Methods: Thirty rabbits underwent cross-clamping of the infrarenal aorta for 45 minutes. One group of animals (n = 14) received 0.06 microg/kg per minute of ATL-146e infused intravenously for 3 hours, beginning 15 minutes before reperfusion. A second group of animals (n = 16) underwent spinal cord ischemia with saline vehicle alone and served as ischemic controls. Animals (n = 9, 11) from each group survived for 48 hours and assessed for neurologic impairment with the Tarlov (0-5) scoring system. Four animals from each group were humanely killed at the end of the 3-hour treatment period, and the remainder killed after 48 hours' survival.
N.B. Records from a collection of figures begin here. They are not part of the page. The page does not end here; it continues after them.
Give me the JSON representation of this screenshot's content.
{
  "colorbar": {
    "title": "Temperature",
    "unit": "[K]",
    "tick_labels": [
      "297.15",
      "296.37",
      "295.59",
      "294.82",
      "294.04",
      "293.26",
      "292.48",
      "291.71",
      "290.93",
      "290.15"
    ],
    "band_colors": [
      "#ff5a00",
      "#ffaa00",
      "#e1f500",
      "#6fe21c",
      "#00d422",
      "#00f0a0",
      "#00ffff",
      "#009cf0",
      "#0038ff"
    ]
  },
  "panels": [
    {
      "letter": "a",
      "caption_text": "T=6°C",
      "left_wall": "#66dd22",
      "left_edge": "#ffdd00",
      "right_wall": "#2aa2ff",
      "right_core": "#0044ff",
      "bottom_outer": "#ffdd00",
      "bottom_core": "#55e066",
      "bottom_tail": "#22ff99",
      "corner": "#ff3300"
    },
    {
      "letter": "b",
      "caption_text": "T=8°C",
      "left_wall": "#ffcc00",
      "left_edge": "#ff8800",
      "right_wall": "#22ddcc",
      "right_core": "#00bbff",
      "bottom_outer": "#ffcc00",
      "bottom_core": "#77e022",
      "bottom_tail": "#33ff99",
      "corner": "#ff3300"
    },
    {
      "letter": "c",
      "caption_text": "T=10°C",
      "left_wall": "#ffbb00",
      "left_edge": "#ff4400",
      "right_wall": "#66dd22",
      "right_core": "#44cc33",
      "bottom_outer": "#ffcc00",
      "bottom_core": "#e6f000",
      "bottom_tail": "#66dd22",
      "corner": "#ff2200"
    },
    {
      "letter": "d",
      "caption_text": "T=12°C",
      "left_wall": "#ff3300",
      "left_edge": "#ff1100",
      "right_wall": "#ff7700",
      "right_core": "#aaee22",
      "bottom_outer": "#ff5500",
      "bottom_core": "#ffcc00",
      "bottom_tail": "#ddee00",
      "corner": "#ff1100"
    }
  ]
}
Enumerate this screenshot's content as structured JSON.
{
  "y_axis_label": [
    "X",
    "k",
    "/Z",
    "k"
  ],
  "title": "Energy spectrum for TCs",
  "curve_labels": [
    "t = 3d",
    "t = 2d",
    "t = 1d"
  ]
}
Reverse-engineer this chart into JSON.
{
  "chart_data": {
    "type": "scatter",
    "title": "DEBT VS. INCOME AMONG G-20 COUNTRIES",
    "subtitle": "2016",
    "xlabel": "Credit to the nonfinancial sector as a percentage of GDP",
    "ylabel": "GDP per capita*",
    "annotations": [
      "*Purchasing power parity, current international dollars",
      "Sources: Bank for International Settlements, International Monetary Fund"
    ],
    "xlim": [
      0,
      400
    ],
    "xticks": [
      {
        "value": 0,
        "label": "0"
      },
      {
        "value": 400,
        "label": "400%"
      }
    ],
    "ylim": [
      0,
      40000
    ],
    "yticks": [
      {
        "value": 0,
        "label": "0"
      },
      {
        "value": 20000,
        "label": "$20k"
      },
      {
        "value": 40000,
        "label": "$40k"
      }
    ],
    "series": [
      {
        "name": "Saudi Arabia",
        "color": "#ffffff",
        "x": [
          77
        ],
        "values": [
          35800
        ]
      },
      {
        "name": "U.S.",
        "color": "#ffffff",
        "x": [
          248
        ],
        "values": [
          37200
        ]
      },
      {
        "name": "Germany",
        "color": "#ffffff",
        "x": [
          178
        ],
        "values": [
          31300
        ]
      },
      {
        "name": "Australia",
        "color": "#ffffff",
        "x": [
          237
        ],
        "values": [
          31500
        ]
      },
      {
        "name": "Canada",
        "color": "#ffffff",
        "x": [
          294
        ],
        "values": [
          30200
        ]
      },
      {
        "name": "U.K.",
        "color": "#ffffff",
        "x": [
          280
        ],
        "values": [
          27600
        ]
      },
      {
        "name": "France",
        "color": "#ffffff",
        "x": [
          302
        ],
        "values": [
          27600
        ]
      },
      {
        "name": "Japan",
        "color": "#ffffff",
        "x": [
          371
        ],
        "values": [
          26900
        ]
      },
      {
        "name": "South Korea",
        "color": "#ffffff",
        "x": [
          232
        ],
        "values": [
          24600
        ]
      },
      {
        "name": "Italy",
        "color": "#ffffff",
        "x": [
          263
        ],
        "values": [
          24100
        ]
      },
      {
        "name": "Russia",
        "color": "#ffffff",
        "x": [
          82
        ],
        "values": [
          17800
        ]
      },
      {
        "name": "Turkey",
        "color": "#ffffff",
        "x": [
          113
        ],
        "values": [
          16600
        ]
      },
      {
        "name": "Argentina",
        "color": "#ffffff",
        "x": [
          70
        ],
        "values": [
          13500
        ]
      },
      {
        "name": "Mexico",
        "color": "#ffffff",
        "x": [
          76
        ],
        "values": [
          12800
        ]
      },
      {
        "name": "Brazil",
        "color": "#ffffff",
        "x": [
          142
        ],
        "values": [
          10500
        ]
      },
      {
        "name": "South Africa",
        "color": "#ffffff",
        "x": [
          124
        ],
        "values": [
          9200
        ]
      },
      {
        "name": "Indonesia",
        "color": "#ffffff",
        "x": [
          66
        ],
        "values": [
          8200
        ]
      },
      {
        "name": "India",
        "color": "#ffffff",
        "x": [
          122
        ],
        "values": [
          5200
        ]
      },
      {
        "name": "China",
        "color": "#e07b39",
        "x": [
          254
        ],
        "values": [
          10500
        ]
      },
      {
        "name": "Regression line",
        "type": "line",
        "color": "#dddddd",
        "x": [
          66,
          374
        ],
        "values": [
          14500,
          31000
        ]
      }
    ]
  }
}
In all animals, lumbar spinal cord tissue specimens were frozen for subsequent Western blot analysis of heat shock protein 70 (HSP 70), and for the p85 fragment of poly (ADP-ribose) polymerase (PARP). Neuronal viability indices were determined at 48 hours with hematoxylin and eosin staining.
Results: There was improvement in neurologic function in rabbits receiving ATL-146e (P <.001) compared with ischemic controls. At the end of the 3-hour treatment period there was a 46% (P <.05) decrease in HSP 70 expression in the ATL-146e group compared with the control group, but no difference in PARP expression. At 48 hours, there was no difference between control and ATL-146e groups in HSP 70 expression, but there was a 65% (P <.05) reduction in PARP in the spinal cords of animals that had received ATL-146e. There was a significant improvement in neuronal viability indices in animals receiving ATL-146e compared with ischemic controls (P <.05).
Conclusions: Systemic ATL-146e infusion during reperfusion after spinal cord ischemia results in preservation of hindlimb motor function. There is evidence of decreased spinal cord inflammatory stress immediately after treatment with ATL-146e as indicated by reduced HSP 70 induction. Treatment with ATL-146e is associated with a reduction in neuronal apoptosis as suggested by a substantial decrease in the fragmentation of PARP at 48 hours. These results suggest that inflammation during reperfusion and subsequent apoptosis contribute to paralysis after restoration of blood flow to the ischemic spinal cord.